For far too long, she said, people have stayed quiet. That obedience, she said, must end.

She said since people have begun to question what is taking place, the governor appears to be rethinking the restrictions in place. On Tuesday afternoon, Pritzker announced that outdoor dining would be added to the list of allowed activities in Phase 3 of his Restore Illinois plan. That phase, which Pritzker has said the state as a whole looks to be on pace to achieve May 29, allows for a number of businesses to reopen with limitations in place, including retail, beauty salons, barber shops, health clubs and more. Restrictions will also still include limits on gather sizes. Restaurants, for example, can only have outdoor seating, in additional to pickup or delivery service.

Van Til said people don’t need the governor’s guidance when it comes to how they should interact with one another.

“We can protect our friends and neighbors and the vulnerable. We can go to church safely and we should do that. ... Let’s open our city and county. Let’s encourage our local officials. We can open and protect people at the very same time. No more restrictions. Let’s be free.”

A mother and wife, Van Til said being on stage and rallying people to oppose government is about the last place she ever thought someone would find her.

However, the mother of four said someone has to rise up and say “enough.”

“It’s not the state’s right to say who can open and not. This has gone too far,” she said prior to taking the stage. “The state is infringing on the rights of the people. The government has done a great job of scaring people. My goal is to provoke, to encourage, to inspire people to reopen business, for churches to decide what is right and what is safe. It’s not the state’s job.”

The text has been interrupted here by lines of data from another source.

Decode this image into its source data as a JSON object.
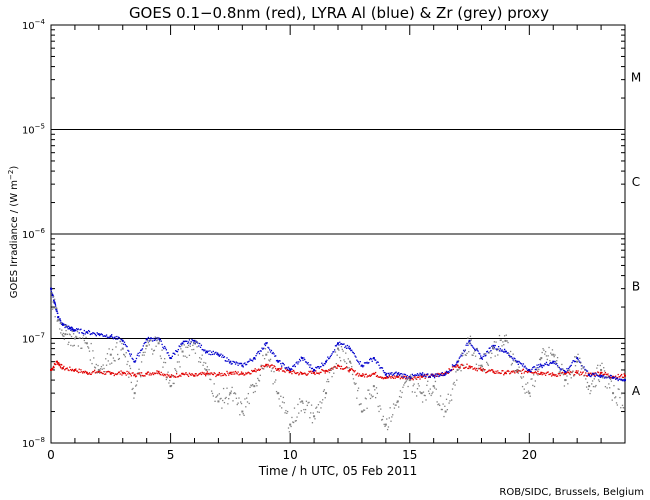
{
  "chart_data": {
    "type": "scatter",
    "title": "GOES 0.1−0.8nm (red), LYRA Al (blue) & Zr (grey) proxy",
    "xlabel": "Time / h UTC, 05 Feb 2011",
    "ylabel": "GOES Irradiance / (W m⁻²)",
    "ylabel_parts": {
      "main": "GOES Irradiance / (W m",
      "exponent": "−2",
      "close": ")"
    },
    "credit": "ROB/SIDC, Brussels, Belgium",
    "xlim": [
      0,
      24
    ],
    "ylim": [
      1e-08,
      0.0001
    ],
    "yscale": "log",
    "grid": false,
    "xticks": [
      {
        "value": 0,
        "label": "0"
      },
      {
        "value": 5,
        "label": "5"
      },
      {
        "value": 10,
        "label": "10"
      },
      {
        "value": 15,
        "label": "15"
      },
      {
        "value": 20,
        "label": "20"
      }
    ],
    "yticks": [
      {
        "value": 1e-08,
        "base": "10",
        "exp": "−8"
      },
      {
        "value": 1e-07,
        "base": "10",
        "exp": "−7"
      },
      {
        "value": 1e-06,
        "base": "10",
        "exp": "−6"
      },
      {
        "value": 1e-05,
        "base": "10",
        "exp": "−5"
      },
      {
        "value": 0.0001,
        "base": "10",
        "exp": "−4"
      }
    ],
    "threshold_lines": [
      1e-07,
      1e-06,
      1e-05
    ],
    "flare_classes": [
      {
        "label": "A",
        "value": 3.16e-08
      },
      {
        "label": "B",
        "value": 3.16e-07
      },
      {
        "label": "C",
        "value": 3.16e-06
      },
      {
        "label": "M",
        "value": 3.16e-05
      }
    ],
    "colors": {
      "goes": "#e00000",
      "lyra_al": "#0000cc",
      "lyra_zr": "#808080",
      "axes": "#000000"
    },
    "series": [
      {
        "key": "goes",
        "color": "#e00000",
        "x": [
          0.0,
          0.25,
          0.5,
          1.0,
          1.5,
          2.0,
          2.5,
          3.0,
          3.5,
          4.0,
          4.5,
          5.0,
          5.5,
          6.0,
          6.5,
          7.0,
          7.5,
          8.0,
          8.5,
          9.0,
          9.5,
          10.0,
          10.5,
          11.0,
          11.5,
          12.0,
          12.5,
          13.0,
          13.5,
          14.0,
          14.5,
          15.0,
          15.5,
          16.0,
          16.5,
          17.0,
          17.5,
          18.0,
          18.5,
          19.0,
          19.5,
          20.0,
          20.5,
          21.0,
          21.5,
          22.0,
          22.5,
          23.0,
          23.5,
          24.0
        ],
        "y": [
          5e-08,
          6e-08,
          5.2e-08,
          5e-08,
          4.7e-08,
          4.8e-08,
          4.6e-08,
          4.7e-08,
          4.5e-08,
          4.6e-08,
          4.8e-08,
          4.3e-08,
          4.6e-08,
          4.4e-08,
          4.6e-08,
          4.5e-08,
          4.7e-08,
          4.6e-08,
          4.9e-08,
          5.6e-08,
          5.1e-08,
          4.8e-08,
          4.6e-08,
          4.7e-08,
          4.9e-08,
          5.5e-08,
          5e-08,
          4.4e-08,
          4.6e-08,
          4.2e-08,
          4.3e-08,
          4.2e-08,
          4.3e-08,
          4.4e-08,
          4.7e-08,
          5.5e-08,
          5.4e-08,
          5e-08,
          4.8e-08,
          4.7e-08,
          4.8e-08,
          4.9e-08,
          4.7e-08,
          4.5e-08,
          4.6e-08,
          4.7e-08,
          4.5e-08,
          4.7e-08,
          4.3e-08,
          4.4e-08
        ]
      },
      {
        "key": "lyra_al",
        "color": "#0000cc",
        "x": [
          0.0,
          0.15,
          0.3,
          0.5,
          0.8,
          1.0,
          1.5,
          2.0,
          2.5,
          3.0,
          3.5,
          4.0,
          4.5,
          5.0,
          5.5,
          6.0,
          6.5,
          7.0,
          7.5,
          8.0,
          8.5,
          9.0,
          9.5,
          10.0,
          10.5,
          11.0,
          11.5,
          12.0,
          12.5,
          13.0,
          13.5,
          14.0,
          14.5,
          15.0,
          15.5,
          16.0,
          16.5,
          17.0,
          17.5,
          18.0,
          18.5,
          19.0,
          19.5,
          20.0,
          20.5,
          21.0,
          21.5,
          22.0,
          22.5,
          23.0,
          23.5,
          24.0
        ],
        "y": [
          3e-07,
          2.2e-07,
          1.6e-07,
          1.35e-07,
          1.25e-07,
          1.2e-07,
          1.15e-07,
          1.1e-07,
          1.05e-07,
          9.5e-08,
          6e-08,
          9.8e-08,
          1e-07,
          6.5e-08,
          9e-08,
          9.5e-08,
          7.5e-08,
          7e-08,
          6e-08,
          5.5e-08,
          6.5e-08,
          9e-08,
          6e-08,
          5e-08,
          6.5e-08,
          5e-08,
          6e-08,
          9e-08,
          8e-08,
          5.5e-08,
          6.5e-08,
          4.5e-08,
          4.6e-08,
          4.3e-08,
          4.5e-08,
          4.4e-08,
          4.6e-08,
          6e-08,
          9.5e-08,
          6.5e-08,
          8.5e-08,
          7.5e-08,
          6e-08,
          5e-08,
          5.5e-08,
          6e-08,
          4.8e-08,
          6.5e-08,
          4.5e-08,
          4.4e-08,
          4.2e-08,
          4e-08
        ]
      },
      {
        "key": "lyra_zr",
        "color": "#808080",
        "x": [
          0.0,
          0.3,
          0.6,
          1.0,
          1.5,
          2.0,
          2.5,
          3.0,
          3.5,
          4.0,
          4.5,
          5.0,
          5.5,
          6.0,
          6.5,
          7.0,
          7.5,
          8.0,
          8.5,
          9.0,
          9.5,
          10.0,
          10.5,
          11.0,
          11.5,
          12.0,
          12.5,
          13.0,
          13.5,
          14.0,
          14.5,
          15.0,
          15.5,
          16.0,
          16.5,
          17.0,
          17.5,
          18.0,
          18.5,
          19.0,
          19.5,
          20.0,
          20.5,
          21.0,
          21.5,
          22.0,
          22.5,
          23.0,
          23.5,
          24.0
        ],
        "y": [
          2.5e-07,
          1.5e-07,
          1.1e-07,
          1e-07,
          9e-08,
          5e-08,
          7e-08,
          8e-08,
          3e-08,
          8.5e-08,
          9e-08,
          3.5e-08,
          7.5e-08,
          9e-08,
          5e-08,
          2.5e-08,
          3e-08,
          2e-08,
          3.5e-08,
          7e-08,
          3e-08,
          1.5e-08,
          2.5e-08,
          1.8e-08,
          3e-08,
          8e-08,
          6e-08,
          2e-08,
          3.5e-08,
          1.5e-08,
          2.5e-08,
          4e-08,
          3e-08,
          3.5e-08,
          2e-08,
          5e-08,
          9e-08,
          5.5e-08,
          8e-08,
          9.5e-08,
          5e-08,
          3e-08,
          6.5e-08,
          7e-08,
          4e-08,
          6e-08,
          3.5e-08,
          5e-08,
          3e-08,
          2.5e-08
        ]
      }
    ]
  }
}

Also speaking to the gathering were Theresa Raborn, a Republican seeking the 2nd Congressional District seat currently held by U.S. Rep. Robin Kelly, D-Chicago. The district includes all of Kankakee County.

Mark Curran, an attorney who served as Lake County sheriff from 2006-18 and is running as the Republican Party U.S. Senate candidate against incumbent Dick Durbin, also spoke.

“Who wants to live in a country without liberty?” Curran asked. “We are under attack. What’s going on right now, people are not hearing. We need to be a little bit louder.

“... We are here today for many reasons. But we either stand up right now or this goes on. Let’s wake up, folks. Who do they think they are messing with?”

Another spectator, Neelie Panozzo, who operates the Village Grill in Bradley, said after the event’s conclusion that if businesses such as her restaurant which she has operated for 17 years do not open soon, no rally or protest with save them.

“I’ve had to lay people off,” she said. “I never thought the closure would last this long. I thought maybe a month. ... This is beyond belief.”